Make way for these demographics
Generation Z, the people born in 1995 or later, is about to upstage millennials as the superior group. They are already gaining steam with brands and industries and they are barely out of college. Tech-savvy from birth, Generation Z will enter the real estate market with student loans and debt, yet will aim for structure, stability, and an urban lifestyle.
Ignoring Baby Boomers, the seniors born 1946-1964, for younger buyers will cost you in 2018. The demographic is ready to retire now, albeit later than normal. They require a home to live in during the retirement years. Most retirees will downsize for simple living with plenty of amenities to keep them active, alert, and busy. These people couldn’t retire earlier due to poor financial planning and the Great Recession fallout.
The calm before the storm
Thanks to Generation X, Generation Y (millennials), and Baby Boomers, a housing shortage is coming. Top markets will have trouble accommodating buyers and investors in the aforementioned demographics. Home construction will continue to rise, but it may not keep up with upcoming demand. Rising costs of building materials and labor shortages will force contractors’ hand.
Will building companies pay more for materials and workers? Will companies get frugal? Natural disasters like the California Wildfires, Hurricane Harvey, Hurricane Irma, and Hurricane Maria displaced many Americans, making it more complicated to answer these questions.
The populated cities are taking a backseat
If you compare the 10 most populated cities to Urban Land Magazine’s U.S. Markets to Watch in 2018, three populated cities reached the top 10. A fourth made the top 20. It demonstrates buyers and investors leaning toward less populated cities. The populated cities cannot afford to lower real estate costs to compete because the current population’s housing demands forces home prices upward. Therefore, the populated cities are taking a backseat.
Secondary anchors Fort Lauderdale, Raleigh, and Charleston are in the top 15, yet lacks primary anchors’ population like Los Angeles, Boston, and Chicago. Buyers will sacrifice big city living for a financially stable life, and in some cases, receive the best of both worlds. The secondary cities have substantial local amenities and affordable cost of living without the expensive price tag.
Rental housing grows at a slower pace
The rental market, meanwhile, shows no signs of slowing down. Relocation moves including (but not limited to) college, employment, divorce, newlywed/family and/or new scenery are feeding the demand for rental homes and apartments. Similar to the housing shortage, a wave of buyers and investors are coming, and rental investments depend on whether the demographics can afford to pay the rising cost.
Rental housing’s ‘temporary’ stigma is a major contribution to the slow pace. In one lease, rental accommodations provide shelter for six months to two years at a time, giving tenants the opportunity to decide their next move. However, rental housing will feel more stable if the tenant continues to renew the lease, pay the rent, and obey the modified lease agreement.

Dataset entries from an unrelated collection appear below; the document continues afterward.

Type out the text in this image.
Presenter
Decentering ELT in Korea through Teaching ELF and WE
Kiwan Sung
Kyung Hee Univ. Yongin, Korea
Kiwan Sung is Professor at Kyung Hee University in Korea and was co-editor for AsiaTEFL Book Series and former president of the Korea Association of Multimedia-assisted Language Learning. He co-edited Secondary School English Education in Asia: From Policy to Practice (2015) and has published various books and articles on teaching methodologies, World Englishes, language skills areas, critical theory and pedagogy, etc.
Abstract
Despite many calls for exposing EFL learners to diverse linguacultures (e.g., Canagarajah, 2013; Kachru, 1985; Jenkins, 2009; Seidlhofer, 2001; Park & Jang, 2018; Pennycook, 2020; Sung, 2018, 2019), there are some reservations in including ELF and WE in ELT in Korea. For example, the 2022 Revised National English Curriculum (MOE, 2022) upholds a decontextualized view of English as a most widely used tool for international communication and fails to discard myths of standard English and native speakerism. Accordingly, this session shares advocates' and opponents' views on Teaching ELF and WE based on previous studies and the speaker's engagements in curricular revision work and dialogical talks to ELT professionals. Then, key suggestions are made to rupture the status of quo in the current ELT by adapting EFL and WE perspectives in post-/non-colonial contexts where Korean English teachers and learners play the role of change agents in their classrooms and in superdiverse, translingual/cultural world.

The crystal ball-like predictions stem from the year’s emerging trends possibility spilling over into 2018. Real estate agents must stay ahead of the trends by reading about it and preparing for it. In the meantime, concentrate on day-to-day operations, attract new clientele to your list, and keep current clientele happy.
DISCLAIMER: This article expresses my own ideas and opinions. Any information I have shared are from sources that I believe to be reliable and accurate. I did not receive any financial compensation in writing this post, nor do I own any shares in any company I’ve mentioned. I encourage any reader to do their own diligent research first before making any investment decisions.